Grigsby stiffened. “Funding her college education? What do you mean?”
“Hearsay, Judge, sorry. Her mother found thousands of dollars in Annie’s lingerie drawer—it was one of the things they fought about. Supposedly fought about. Annie told her mother that Sol Mandel gave her the money to help her get to college. Allegedly.”
“I hope you’re not suggesting any impropriety. Sol Mandel was a fine lawyer. We golfed together at Harborside many times. Many times.”
“No one has suggested anything out of line there, Judge. My mother gave Annie Guzzo piano lessons, and Sol Mandel probably saw the same qualities in her my mother did—ambitious, hardworking, wanting a chance to live a life away from South Chicago. The neighborhood gets a bad rap, like Back of the Yards used to, but there are plenty of decent people who want to help kids. Rory Scanlon, for instance. He made important connections for my cousin when Boom-Boom was starting out, and from what I hear, he’s still doing it for kids today.”
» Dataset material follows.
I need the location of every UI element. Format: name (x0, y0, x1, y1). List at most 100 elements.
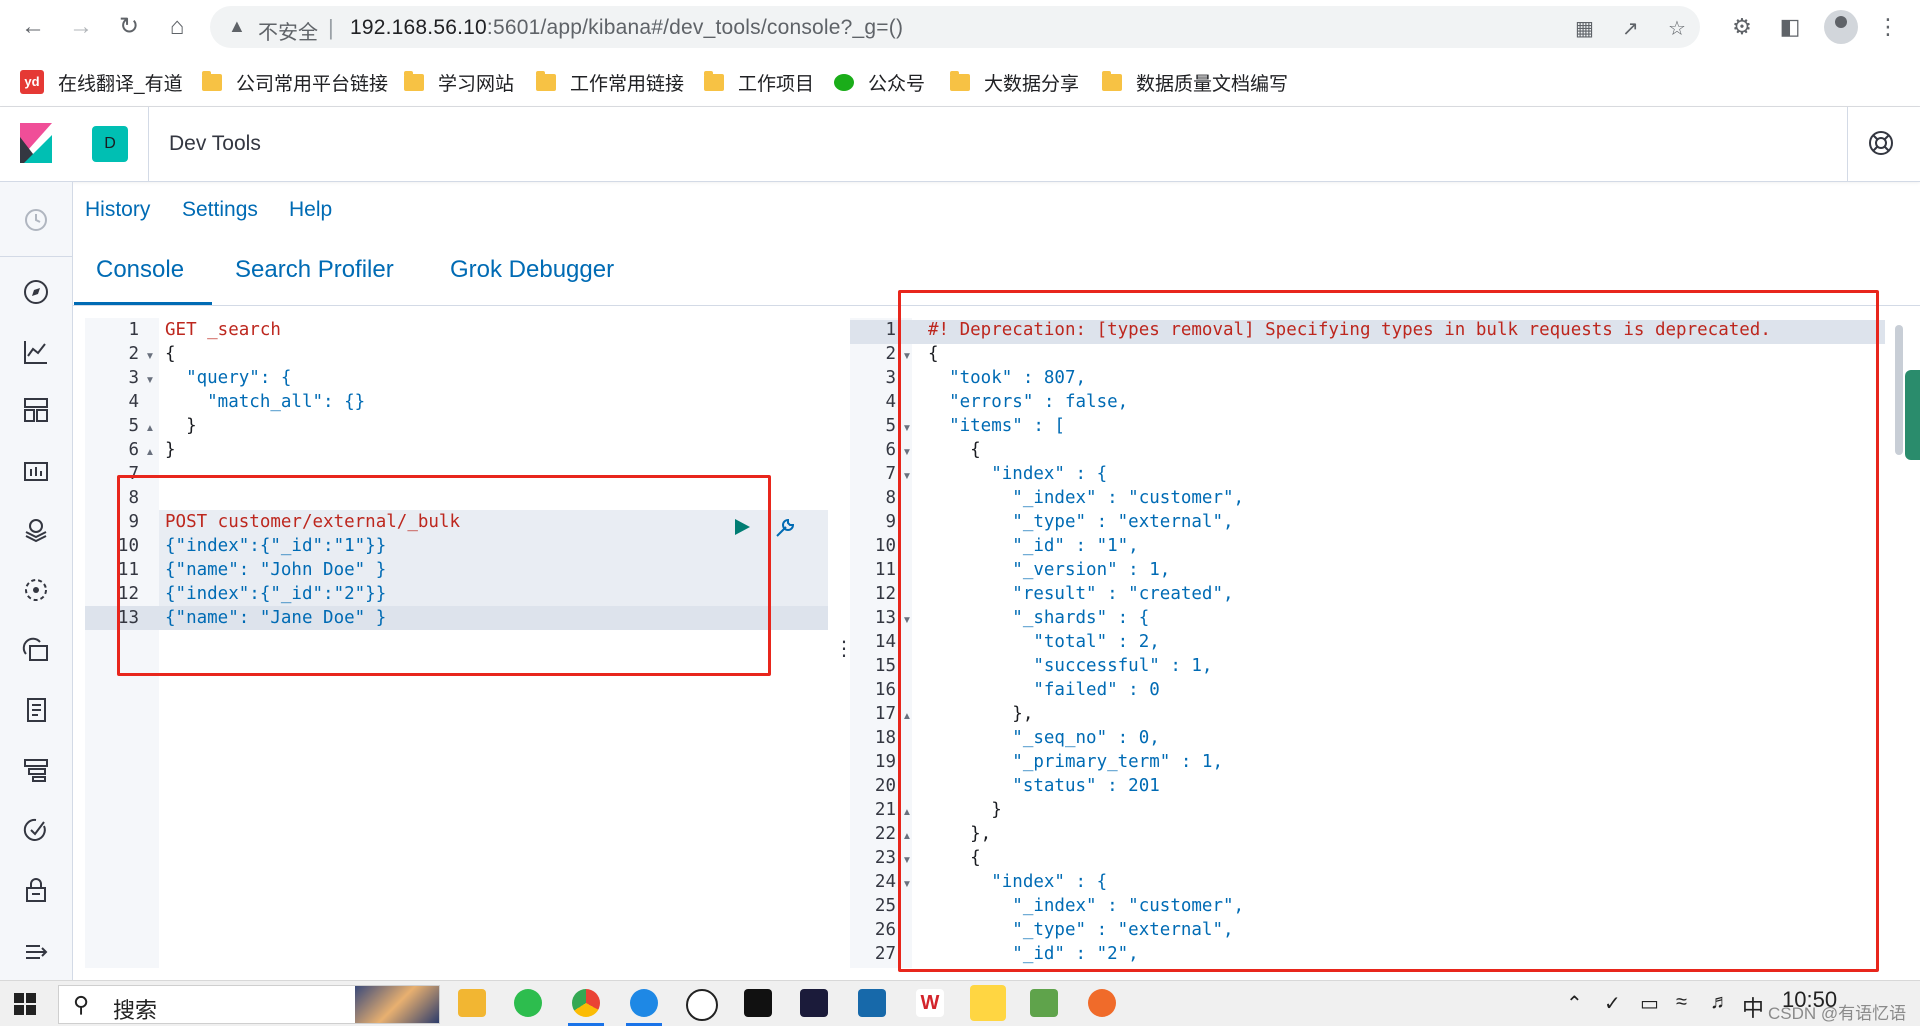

“Scanlon is still active?” The question was casual, but Grigsby eyed me closely, again using his coffee cup as cover.
“He’s apparently still working with kids and sports.”
“You’re an investigator, right?” Grigsby added. “Is someone paying you to poke around in this old case?”
Definitely a C student, if it had taken him this long to think up that question. I smiled again. “It’s such an odd case that people keep raising questions about it. During the trial, did Joel ever try to suggest Stella had been framed?”
“Every criminal defendant claims they’ve been framed. If you were with the County Criminal Defender’s office, you know that.”
I laughed, hoping he would think I was on his side. “Five million people in Cook County, but only three stories: ‘I wasn’t there,’ ‘I was set up,’ ‘It was a Vice Lord.’ But Stella is pointing a finger straight at Boom-Boom. I’m sure you’d remember if she suggested that at the trial. He was big news at the time.”
“She was convicted of a very heinous crime,” Grigsby said in his sternest courtroom voice. “She did her time. My best advice to you is to leave the trial alone. No good can come of scratching those old sores after all these years.”
“I don’t disagree, Judge, but, as I said, people keep coming to me with odd questions. Just yesterday, someone told me that Stella had been told she’d get an early release, despite the length of the sentence. Who would have made a promise like that?”